Despite having spent an indecent amount of time, we (Blaise Genest, Pierre Ohlmann, myself, and some others) do not know much, but we have a very nice conjecture. It says that the problem is solved by an algorithm I studied in my PhD in a slightly different context and that we called the Markov monoid algorithm (MMA). The original goal of this algorithm was to (partially) solve the value 1 problem for probabilistic automata. (Partially because the general problem is undecidable.) Our first result was that the MMA solves the value 1 problem for the subclass of probabilistic leaktight automata, see the paper. I will not define the MMA here, I refer to the paper above, see also this blog post which constructs a similar algorithm for a different semiring.

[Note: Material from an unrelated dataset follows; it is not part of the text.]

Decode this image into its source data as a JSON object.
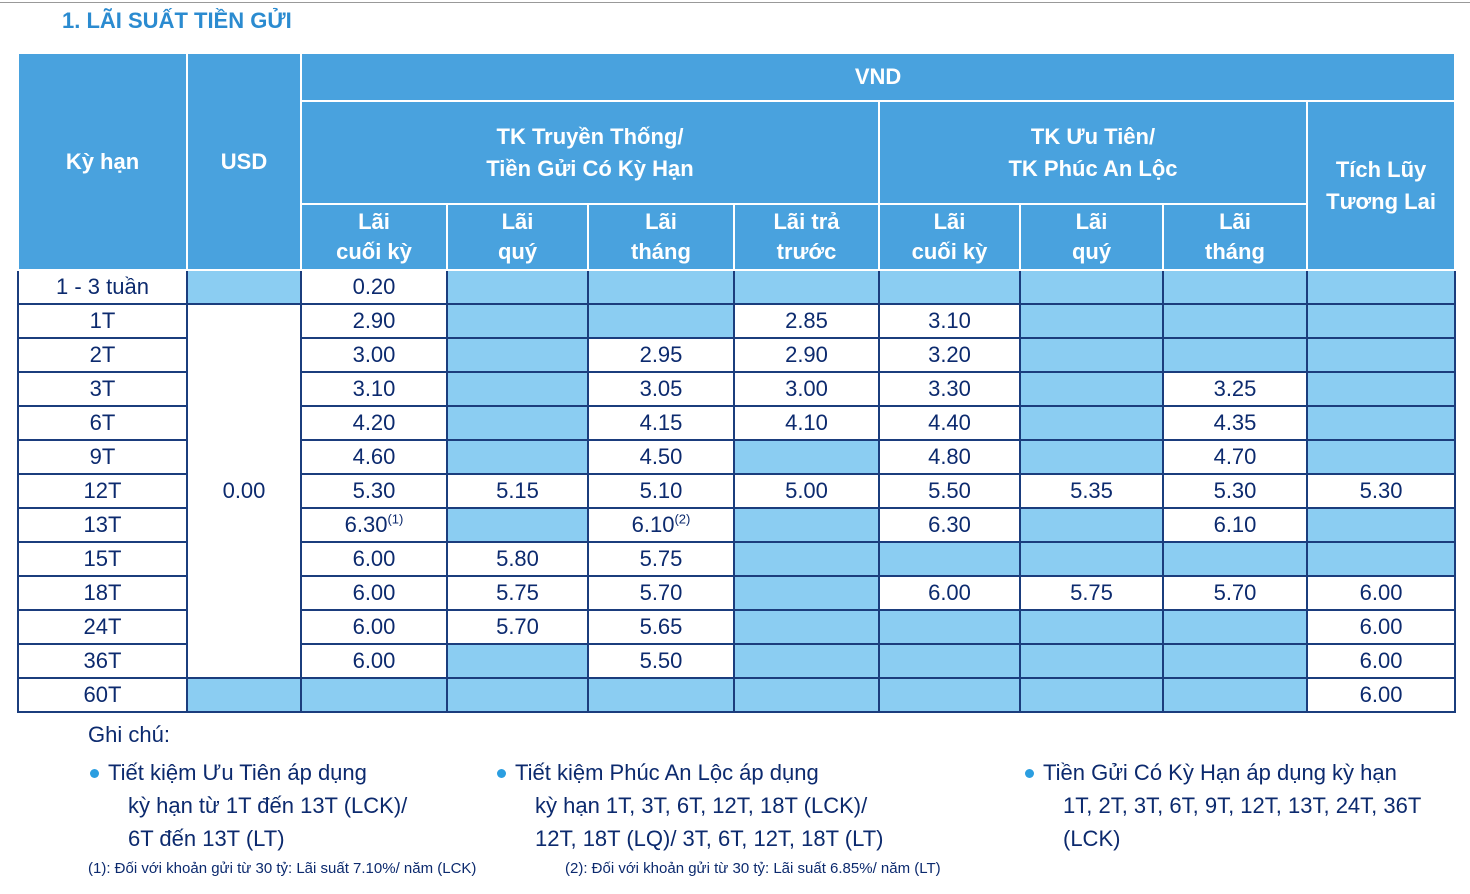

To see the connection with probabilistic automata, let us first note that syntactically MDP and probabilistic are the exact same thing. The difference is that with an MDP we consider strategies which make decisions (choosing an action) at each step based on the current state, while probabilistic automata read words, which can be thought of as strategies not having any information on the current state.

For a word \(w \in A^*\), we let \(P_M(w)\) the probability that reading the word \(w\) from \(s\) leads to \(t\). The value 1 problem asks the following question: given an MDP \(M\), is it true that

\[ \forall \varepsilon > 0, \exists w \in A^*,\ P_M(w) > 1 - \varepsilon \]

** Conjecture:** Given an MDP \(M\), the following are equivalent:

- The expected synchronisation time of polylogarithmic
- For all \(\varepsilon > 0\), there exists \(w\) a word of length at most \(O(\log(\frac{1}{\varepsilon}))\) such that \(P_M(w) > 1 - \varepsilon\)
- The MMA answers YES

We (Pierre Ohlmann and myself) know that \(\frac{2}{3}\) of the conjecture holds:

- the first and the second properties are equivalent
- the third property implies the second property (hence the first as well), which was proved in this paper (see also the journal version)

The difficulty is in proving that the second property implies the third. The conjecture would yield a PSPACE algorithm, and since there is a simple PSPACE lower bound, this would settle the complexity of this problem.